How Gödel Killed Hilbert's Dream in One Paper

In 1928 David Hilbert stood in Bologna and laid out a program: find a finite set of axioms from which every true mathematical statement can be derived, and prove from inside the system that those axioms cannot contradict themselves. He wanted mathematics on bedrock.

Three years later, a 25-year-old logician named Kurt Gödel published "On Formally Undecidable Propositions of Principia Mathematica and Related Systems." Two theorems. First: any consistent formal system strong enough to express elementary arithmetic contains statements that are true but cannot be proved within the system. Second: such a system cannot prove its own consistency.
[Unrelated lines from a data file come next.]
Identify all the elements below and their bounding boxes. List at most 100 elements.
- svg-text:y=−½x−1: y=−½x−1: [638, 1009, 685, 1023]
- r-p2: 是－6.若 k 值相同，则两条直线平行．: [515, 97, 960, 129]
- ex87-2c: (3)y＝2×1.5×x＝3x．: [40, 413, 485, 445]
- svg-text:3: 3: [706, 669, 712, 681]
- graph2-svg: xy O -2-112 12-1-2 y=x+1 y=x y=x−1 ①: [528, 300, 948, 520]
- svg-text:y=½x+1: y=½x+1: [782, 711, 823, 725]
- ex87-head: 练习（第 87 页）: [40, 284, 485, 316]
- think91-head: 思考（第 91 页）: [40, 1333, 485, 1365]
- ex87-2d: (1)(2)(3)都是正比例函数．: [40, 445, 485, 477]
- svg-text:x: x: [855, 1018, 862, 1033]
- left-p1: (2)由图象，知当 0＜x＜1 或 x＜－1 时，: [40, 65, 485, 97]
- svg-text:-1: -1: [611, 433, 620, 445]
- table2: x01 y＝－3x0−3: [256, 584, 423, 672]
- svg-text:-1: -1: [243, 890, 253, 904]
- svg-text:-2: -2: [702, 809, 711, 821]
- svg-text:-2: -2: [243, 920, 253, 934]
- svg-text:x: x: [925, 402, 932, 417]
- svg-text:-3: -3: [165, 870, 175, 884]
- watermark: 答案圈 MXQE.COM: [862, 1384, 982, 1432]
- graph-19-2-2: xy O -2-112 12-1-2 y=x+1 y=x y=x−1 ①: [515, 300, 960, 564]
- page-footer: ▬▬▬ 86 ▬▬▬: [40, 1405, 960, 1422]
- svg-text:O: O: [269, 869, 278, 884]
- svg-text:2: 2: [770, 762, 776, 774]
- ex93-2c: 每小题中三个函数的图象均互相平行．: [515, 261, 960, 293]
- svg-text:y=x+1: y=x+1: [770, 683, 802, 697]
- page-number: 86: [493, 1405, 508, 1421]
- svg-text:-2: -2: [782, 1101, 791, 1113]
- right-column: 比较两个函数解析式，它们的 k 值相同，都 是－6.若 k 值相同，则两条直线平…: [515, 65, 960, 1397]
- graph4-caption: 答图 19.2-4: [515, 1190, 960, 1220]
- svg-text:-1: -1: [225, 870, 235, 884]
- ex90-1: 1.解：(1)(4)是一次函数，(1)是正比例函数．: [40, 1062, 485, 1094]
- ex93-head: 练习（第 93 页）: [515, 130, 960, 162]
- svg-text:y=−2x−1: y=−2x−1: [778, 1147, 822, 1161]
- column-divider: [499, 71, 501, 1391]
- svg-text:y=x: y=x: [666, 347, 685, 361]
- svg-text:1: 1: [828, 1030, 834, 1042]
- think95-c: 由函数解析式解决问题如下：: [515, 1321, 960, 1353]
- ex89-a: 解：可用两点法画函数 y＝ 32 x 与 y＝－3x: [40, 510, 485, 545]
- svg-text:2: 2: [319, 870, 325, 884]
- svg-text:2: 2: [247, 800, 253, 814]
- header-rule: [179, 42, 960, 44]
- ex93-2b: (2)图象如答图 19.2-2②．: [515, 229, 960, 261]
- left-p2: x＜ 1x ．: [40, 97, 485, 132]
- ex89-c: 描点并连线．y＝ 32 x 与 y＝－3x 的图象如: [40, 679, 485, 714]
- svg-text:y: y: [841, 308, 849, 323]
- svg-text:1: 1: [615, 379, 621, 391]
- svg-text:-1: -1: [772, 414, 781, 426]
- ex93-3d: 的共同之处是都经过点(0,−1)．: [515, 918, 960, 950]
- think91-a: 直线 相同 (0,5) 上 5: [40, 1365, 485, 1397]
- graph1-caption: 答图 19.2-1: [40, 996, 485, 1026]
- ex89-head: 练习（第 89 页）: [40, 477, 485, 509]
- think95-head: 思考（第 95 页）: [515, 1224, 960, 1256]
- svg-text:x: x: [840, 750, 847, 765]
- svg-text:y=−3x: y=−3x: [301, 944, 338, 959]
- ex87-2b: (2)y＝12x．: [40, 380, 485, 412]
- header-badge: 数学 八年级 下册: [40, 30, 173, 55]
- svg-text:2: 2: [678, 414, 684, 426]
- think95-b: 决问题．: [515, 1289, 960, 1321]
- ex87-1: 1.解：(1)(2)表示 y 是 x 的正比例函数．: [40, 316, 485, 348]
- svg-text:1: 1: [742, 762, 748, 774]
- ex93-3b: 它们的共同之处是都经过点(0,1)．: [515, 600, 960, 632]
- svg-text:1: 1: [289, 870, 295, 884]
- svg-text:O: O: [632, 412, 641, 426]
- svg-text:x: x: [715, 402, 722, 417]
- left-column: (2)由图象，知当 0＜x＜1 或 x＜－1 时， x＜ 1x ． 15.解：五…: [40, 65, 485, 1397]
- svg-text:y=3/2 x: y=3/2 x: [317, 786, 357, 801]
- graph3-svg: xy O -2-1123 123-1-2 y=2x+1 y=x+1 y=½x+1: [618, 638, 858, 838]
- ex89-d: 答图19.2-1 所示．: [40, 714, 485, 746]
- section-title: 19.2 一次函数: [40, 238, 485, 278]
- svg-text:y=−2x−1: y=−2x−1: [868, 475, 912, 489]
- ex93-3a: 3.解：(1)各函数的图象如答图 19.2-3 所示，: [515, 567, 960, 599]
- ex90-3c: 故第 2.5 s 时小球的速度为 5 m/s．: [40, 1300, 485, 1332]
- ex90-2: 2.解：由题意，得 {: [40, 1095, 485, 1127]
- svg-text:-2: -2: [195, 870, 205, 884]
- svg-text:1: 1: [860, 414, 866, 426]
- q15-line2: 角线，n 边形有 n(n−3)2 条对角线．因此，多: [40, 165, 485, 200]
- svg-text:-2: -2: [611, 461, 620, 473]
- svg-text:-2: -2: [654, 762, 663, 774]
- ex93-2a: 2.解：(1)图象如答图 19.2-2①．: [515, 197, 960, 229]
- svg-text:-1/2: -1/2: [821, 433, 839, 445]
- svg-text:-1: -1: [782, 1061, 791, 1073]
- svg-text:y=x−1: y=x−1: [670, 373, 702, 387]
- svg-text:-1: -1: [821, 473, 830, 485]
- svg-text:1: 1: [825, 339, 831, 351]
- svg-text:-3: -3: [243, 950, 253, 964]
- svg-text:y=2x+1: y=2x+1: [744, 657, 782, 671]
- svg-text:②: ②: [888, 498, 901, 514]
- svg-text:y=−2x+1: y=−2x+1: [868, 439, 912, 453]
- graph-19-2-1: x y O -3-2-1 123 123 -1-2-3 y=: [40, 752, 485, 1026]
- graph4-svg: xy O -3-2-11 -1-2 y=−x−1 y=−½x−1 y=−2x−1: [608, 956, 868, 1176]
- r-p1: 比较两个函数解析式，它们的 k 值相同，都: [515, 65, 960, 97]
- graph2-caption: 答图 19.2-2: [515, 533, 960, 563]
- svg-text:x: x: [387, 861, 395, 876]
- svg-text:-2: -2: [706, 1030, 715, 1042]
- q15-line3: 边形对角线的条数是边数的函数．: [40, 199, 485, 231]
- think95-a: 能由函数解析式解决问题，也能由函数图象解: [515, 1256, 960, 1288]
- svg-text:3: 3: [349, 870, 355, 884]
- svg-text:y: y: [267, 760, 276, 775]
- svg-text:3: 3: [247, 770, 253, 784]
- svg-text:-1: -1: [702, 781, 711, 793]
The construction is the famous part. Gödel coded formulas as integers — every symbol a number, every formula and proof a number built from its parts. Provability then becomes an arithmetical relation between integers. Inside this coding, Gödel built a sentence G that says, in effect, "the number that codes me is not the code of any provable formula." If G is provable, the system is inconsistent. If G is not provable, then G is true — and the system has a true statement it cannot prove.

John von Neumann was in the audience when Gödel announced the result at a 1930 conference in Königsberg, and grasped within days that it sank Hilbert's program. Hilbert had wanted the consistency proof to live inside the system; Gödel's second theorem said it could not. Von Neumann wrote to Gödel a few months later with his own derivation. Gödel had already proved it.

The theorems do not say mathematics is broken, or that some truths are unknowable. They say any single, sufficiently rich formal system has gaps it cannot close from inside. You can step outside, add axioms, prove the old G — at the cost of new gaps in the larger system. Hilbert wanted closure. Closure was not on offer.